El mantenimiento preventivo supone controles periódicos, revisiones y tareas para evitar que los equipos fallen. El correctivo, en cambio, aparece cuando algo deja de funcionar y hay que salir a resolver el problema. La pregunta que sobrevuela la contratación es cuántas intervenciones de ese tipo justifican una estructura presupuestaria de casi $3.700 millones.

 
En ese debate aparece una alternativa: reforzar la capacidad técnica propia del Municipio y articular, por ejemplo, con la Facultad de Ingeniería de la Universidad Nacional de Mar del Plata para atender parte de las necesidades del sistema. En una proyección planteada sobre una partida de $20 millones mensuales, podría financiarse un pequeño equipo especializado y destinar el resto a becas para estudiantes de carreras vinculadas al desarrollo tecnológico.
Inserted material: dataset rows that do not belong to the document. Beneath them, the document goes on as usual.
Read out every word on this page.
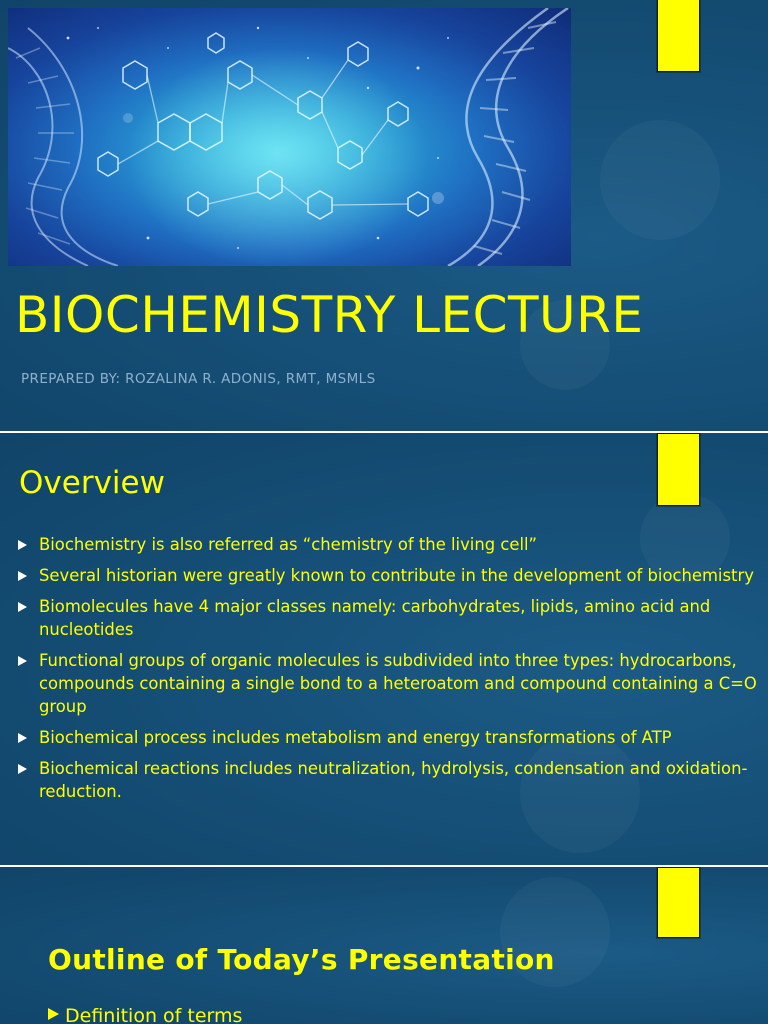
BIOCHEMISTRY LECTURE
PREPARED BY: ROZALINA R. ADONIS, RMT, MSMLS
Overview
Biochemistry is also referred as “chemistry of the living cell”
Several historian were greatly known to contribute in the development of biochemistry
Biomolecules have 4 major classes namely: carbohydrates, lipids, amino acid and nucleotides
Functional groups of organic molecules is subdivided into three types: hydrocarbons, compounds containing a single bond to a heteroatom and compound containing a C=O group
Biochemical process includes metabolism and energy transformations of ATP
Biochemical reactions includes neutralization, hydrolysis, condensation and oxidation-reduction.
Outline of Today’s Presentation
Definition of terms
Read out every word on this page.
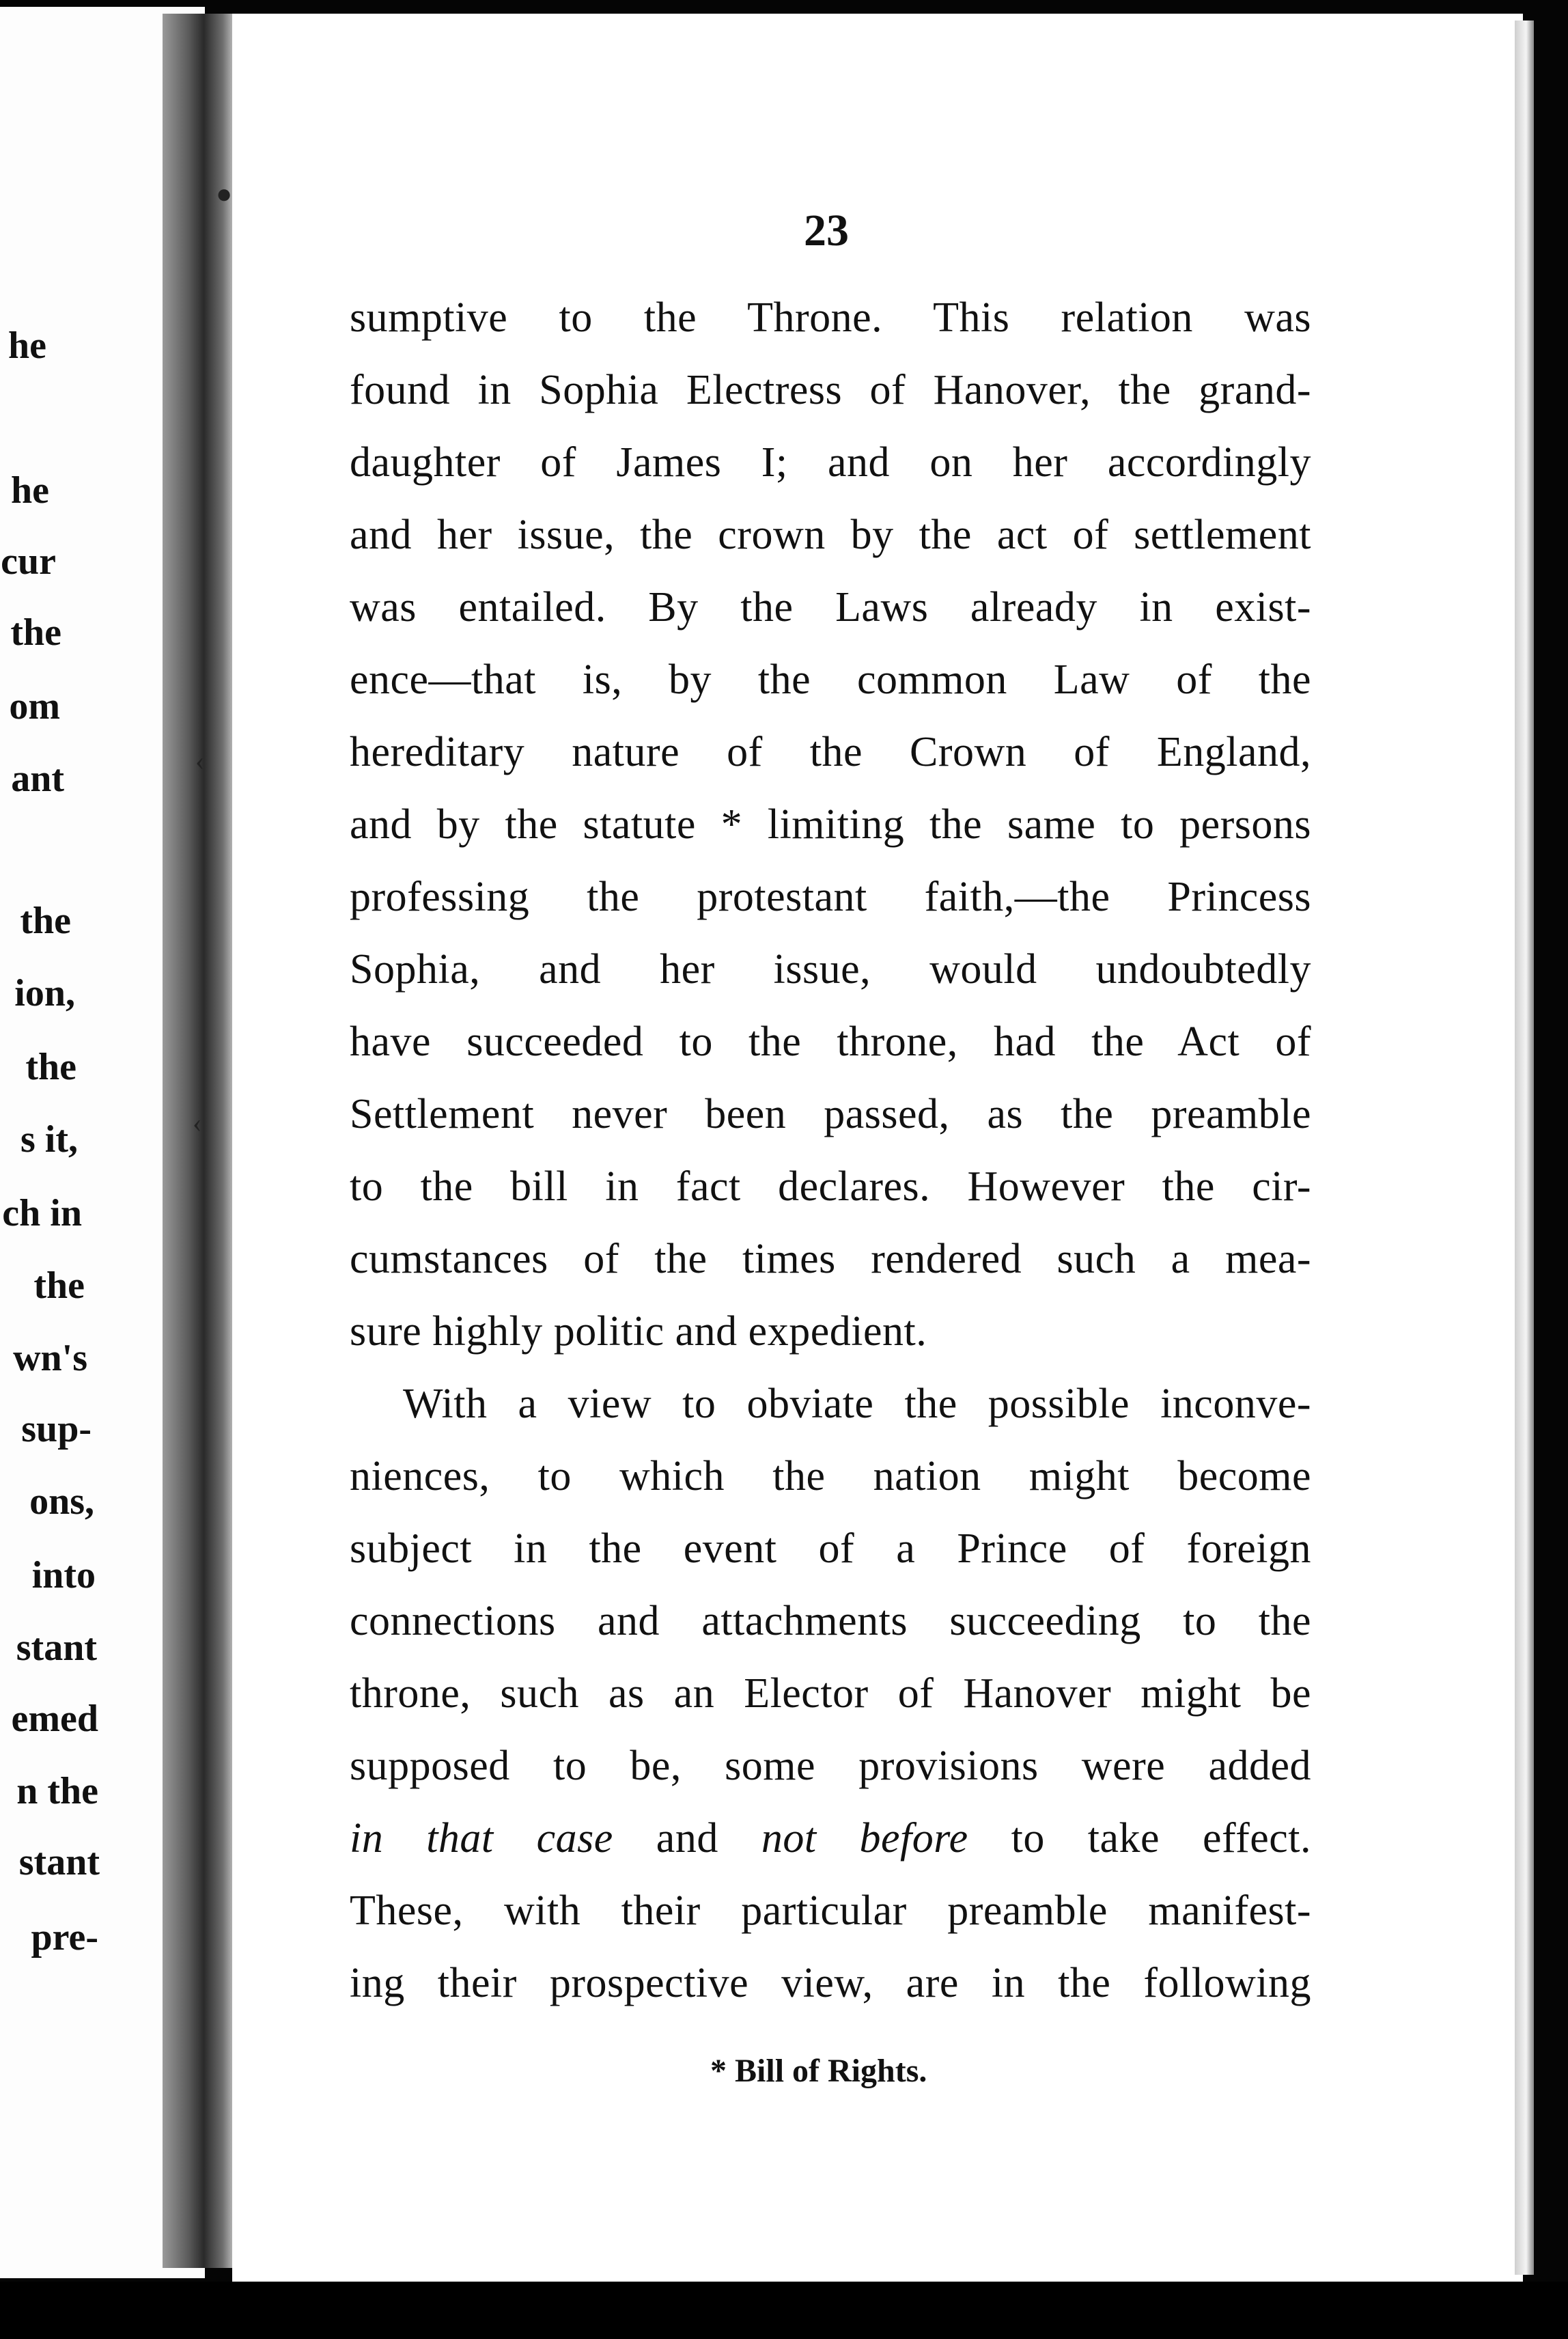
he
he
cur
the
om
ant
the
ion,
the
s it,
ch in
the
wn's
sup-
ons,
into
stant
emed
n the
stant
pre-
●
‹
‹
23
sumptive to the Throne. This relation was
found in Sophia Electress of Hanover, the grand-
daughter of James I; and on her accordingly
and her issue, the crown by the act of settlement
was entailed. By the Laws already in exist-
ence—that is, by the common Law of the
hereditary nature of the Crown of England,
and by the statute * limiting the same to persons
professing the protestant faith,—the Princess
Sophia, and her issue, would undoubtedly
have succeeded to the throne, had the Act of
Settlement never been passed, as the preamble
to the bill in fact declares. However the cir-
cumstances of the times rendered such a mea-
sure highly politic and expedient.
With a view to obviate the possible inconve-
niences, to which the nation might become
subject in the event of a Prince of foreign
connections and attachments succeeding to the
throne, such as an Elector of Hanover might be
supposed to be, some provisions were added
in that case and not before to take effect.
These, with their particular preamble manifest-
ing their prospective view, are in the following
* Bill of Rights.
No se trata de sostener que el sistema pueda funcionar sin recursos ni de desconocer la complejidad de la red, sino de preguntarse si todo el mantenimiento debe tener el mismo precio durante 24 meses.

 
El pliego también fija las condiciones bajo las cuales deberá funcionar el servicio. Cada cámara deberá mantener una disponibilidad mínima del 90% y podrá acumular hasta 36 horas mensuales fuera de servicio sin que, por sí solo, eso implique apartarse del estándar establecido. Para las fallas, además, se prevé un plazo máximo de 48 horas de resolución.

 
Son parámetros técnicos que tienen una explicación, pero que adquieren otra dimensión cuando se los pone al lado del monto total del contrato. Porque si una cámara ubicada en una esquina clave permanece sin funcionar durante horas, el vecino difícilmente evalúe el cumplimiento del porcentaje de disponibilidad: simplemente verá una cámara apagada en una ciudad donde la seguridad es uno de los principales reclamos.

 
La discusión, entonces, no es si Mar del Plata necesita cámaras. Las necesita. Tampoco si un sistema de semejante dimensión requiere mantenimiento. También. El punto es cuánto cuesta hacerlo y si, en momentos en que la Municipalidad no parece sobrada de recursos para atender todas las demandas, una contratación de estas características representa la mejor utilización posible de los fondos públicos.

 
Entre servidores, fibra óptica, software, licencias y 1.383 cámaras, el Municipio puso sobre la mesa una cifra considerable para que el sistema siga funcionando. Ahora deberá demostrar que semejante desembolso se traduce en resultados concretos y no en una estructura millonaria destinada, simplemente, a garantizar que lo que ya existe continúe encendido.

 
Porque en una ciudad que reclama respuestas frente a la inseguridad y donde cada peso del presupuesto puede tener más de un destino, la pregunta no es solamente cuánto cuesta mantener las cámaras. La verdadera discusión es cuánto está dispuesto a pagar el Municipio para hacerlo y qué otras necesidades quedan esperando mientras se firma un contrato de casi $3.700 millones.